The foundation and members of the FDNY’s soccer team have traveled the globe as goodwill ambassadors since the September 11th attacks. Kanovsky said his proudest moment was a visit to the Landshtul Army Hospital in Germany, a place where wounded American soldiers are transported after enduring injuries in the Afghan and Iraq wars.
“To hear the stories of the brave soldiers and the difficult lives they must lead makes you realize how fortunate we are to live in this country,” said Kanovsky. “To know that we are keeping Sergio’s memory alive with each person we touch brings me some comfort knowing that he and the others that died that day did not die in vain.”
There are still many other places Kanovsky and his friends would like to visit.
“We would love to travel to Argentina and conduct a clinic with Boca Juniors and tell Sergio’s story to the citizens of Argentina,” said Kanovsky.

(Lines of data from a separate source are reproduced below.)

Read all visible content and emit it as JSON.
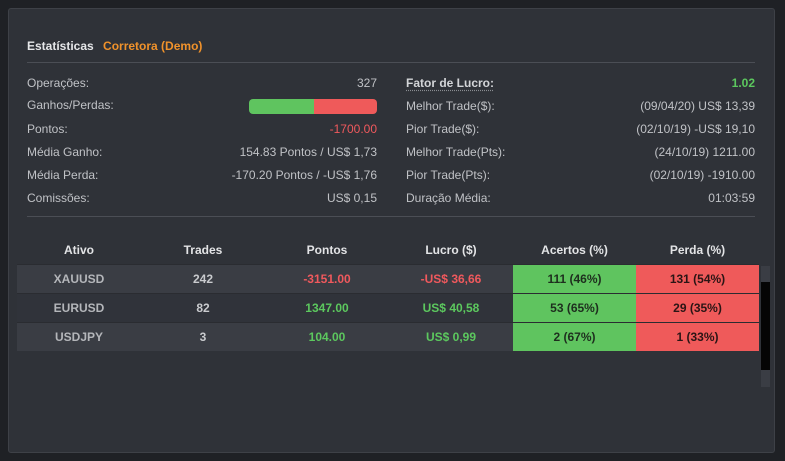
{
  "header": {
    "title": "Estatísticas",
    "broker": "Corretora (Demo)"
  },
  "stats_left": [
    {
      "label": "Operações:",
      "value": "327"
    },
    {
      "label": "Ganhos/Perdas:",
      "bar": {
        "gain_fraction": 0.51,
        "gain_color": "#5fc45f",
        "loss_color": "#ef5a5a"
      }
    },
    {
      "label": "Pontos:",
      "value": "-1700.00"
    },
    {
      "label": "Média Ganho:",
      "value": "154.83 Pontos / US$ 1,73"
    },
    {
      "label": "Média Perda:",
      "value": "-170.20 Pontos / -US$ 1,76"
    },
    {
      "label": "Comissões:",
      "value": "US$ 0,15"
    }
  ],
  "stats_right": [
    {
      "label": "Fator de Lucro:",
      "value": "1.02"
    },
    {
      "label": "Melhor Trade($):",
      "value": "(09/04/20) US$ 13,39"
    },
    {
      "label": "Pior Trade($):",
      "value": "(02/10/19) -US$ 19,10"
    },
    {
      "label": "Melhor Trade(Pts):",
      "value": "(24/10/19) 1211.00"
    },
    {
      "label": "Pior Trade(Pts):",
      "value": "(02/10/19) -1910.00"
    },
    {
      "label": "Duração Média:",
      "value": "01:03:59"
    }
  ],
  "table": {
    "columns": [
      "Ativo",
      "Trades",
      "Pontos",
      "Lucro ($)",
      "Acertos (%)",
      "Perda (%)"
    ],
    "rows": [
      {
        "asset": "XAUUSD",
        "trades": "242",
        "points": "-3151.00",
        "profit": "-US$ 36,66",
        "hits": "111 (46%)",
        "losses": "131 (54%)"
      },
      {
        "asset": "EURUSD",
        "trades": "82",
        "points": "1347.00",
        "profit": "US$ 40,58",
        "hits": "53 (65%)",
        "losses": "29 (35%)"
      },
      {
        "asset": "USDJPY",
        "trades": "3",
        "points": "104.00",
        "profit": "US$ 0,99",
        "hits": "2 (67%)",
        "losses": "1 (33%)"
      }
    ]
  },
  "colors": {
    "accent_orange": "#f0922b",
    "positive": "#5cc85e",
    "negative": "#f0595d",
    "panel_bg": "#2f3238"
  }
}
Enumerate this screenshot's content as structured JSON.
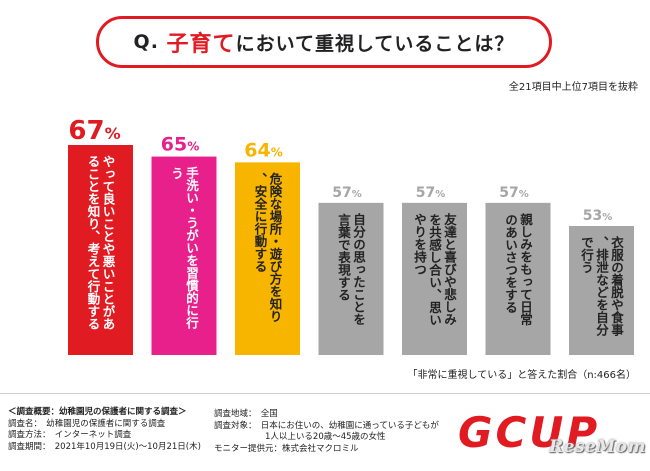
{
  "title": {
    "prefix": "Q.",
    "accent": "子育て",
    "rest": "において重視していることは？"
  },
  "subnote": "全21項目中上位7項目を抜粋",
  "footnote": "「非常に重視している」と答えた割合（n:466名）",
  "colors": {
    "red": "#e01b22",
    "pink": "#e8208c",
    "yellow": "#f7b500",
    "gray": "#a6a6a6"
  },
  "chart_data": {
    "type": "bar",
    "categories": [
      "やって良いことや悪いことがあることを知り、考えて行動する",
      "手洗い・うがいを習慣的に行う",
      "危険な場所・遊び方を知り、安全に行動する",
      "自分の思ったことを言葉で表現する",
      "友達と喜びや悲しみを共感し合い、思いやりを持つ",
      "親しみをもって日常のあいさつをする",
      "衣服の着脱や食事、排泄などを自分で行う"
    ],
    "values": [
      67,
      65,
      64,
      57,
      57,
      57,
      53
    ],
    "value_labels": [
      "67%",
      "65%",
      "64%",
      "57%",
      "57%",
      "57%",
      "53%"
    ],
    "bar_colors": [
      "#e01b22",
      "#e8208c",
      "#f7b500",
      "#a6a6a6",
      "#a6a6a6",
      "#a6a6a6",
      "#a6a6a6"
    ],
    "unit": "%"
  },
  "survey": {
    "heading": "＜調査概要：幼稚園児の保護者に関する調査＞",
    "name": "調査名：　幼稚園児の保護者に関する調査",
    "method": "調査方法：　インターネット調査",
    "period": "調査期間：　2021年10月19日(火)～10月21日(木)",
    "region": "調査地域：　全国",
    "target1": "調査対象：　日本にお住いの、幼稚園に通っている子どもが",
    "target2": "　　　　　　1人以上いる20歳～45歳の女性",
    "provider": "モニター提供元：株式会社マクロミル"
  },
  "logo": "GCUP",
  "watermark": "ReseMom"
}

Villanueva will also be remembered on September 24th when the Fire Department of New York takes on the NYPD at Red Bull Arena after New York takes on the Portland Timbers. First contested two years ago, the game was won in 2009 by the FDNY. The NYPD won last year’s game.
“For 90 minutes it is a heated rivalry,” Brosi said. “Prior to the game and after the game we are very good friends. More importantly though, it is about the good we are able to do, the money we are able to raise, and the message we are allowed to share through the sport of soccer.”
In the meantime, Villanueva’s friends and former teammates continue to mourn his death and remember his heroism in many ways. Kanovsky said the Firefighter Sergio Villanueva Memorial Garden at the Hofstra University Soccer Stadium “is a peaceful place that I return to frequently.” The memorial is located some 30 miles east of the World Trade Center on New York’s Long Island.
“Each year, I talk to both the men and women’s Hofstra University soccer teams and tell them of the heroic actions of Sergio and his fellow firefighters and our experiences during 9/11,” he added. “It is my hope that these talks touch at least two or three of these student-athletes and makes a difference in their lives.”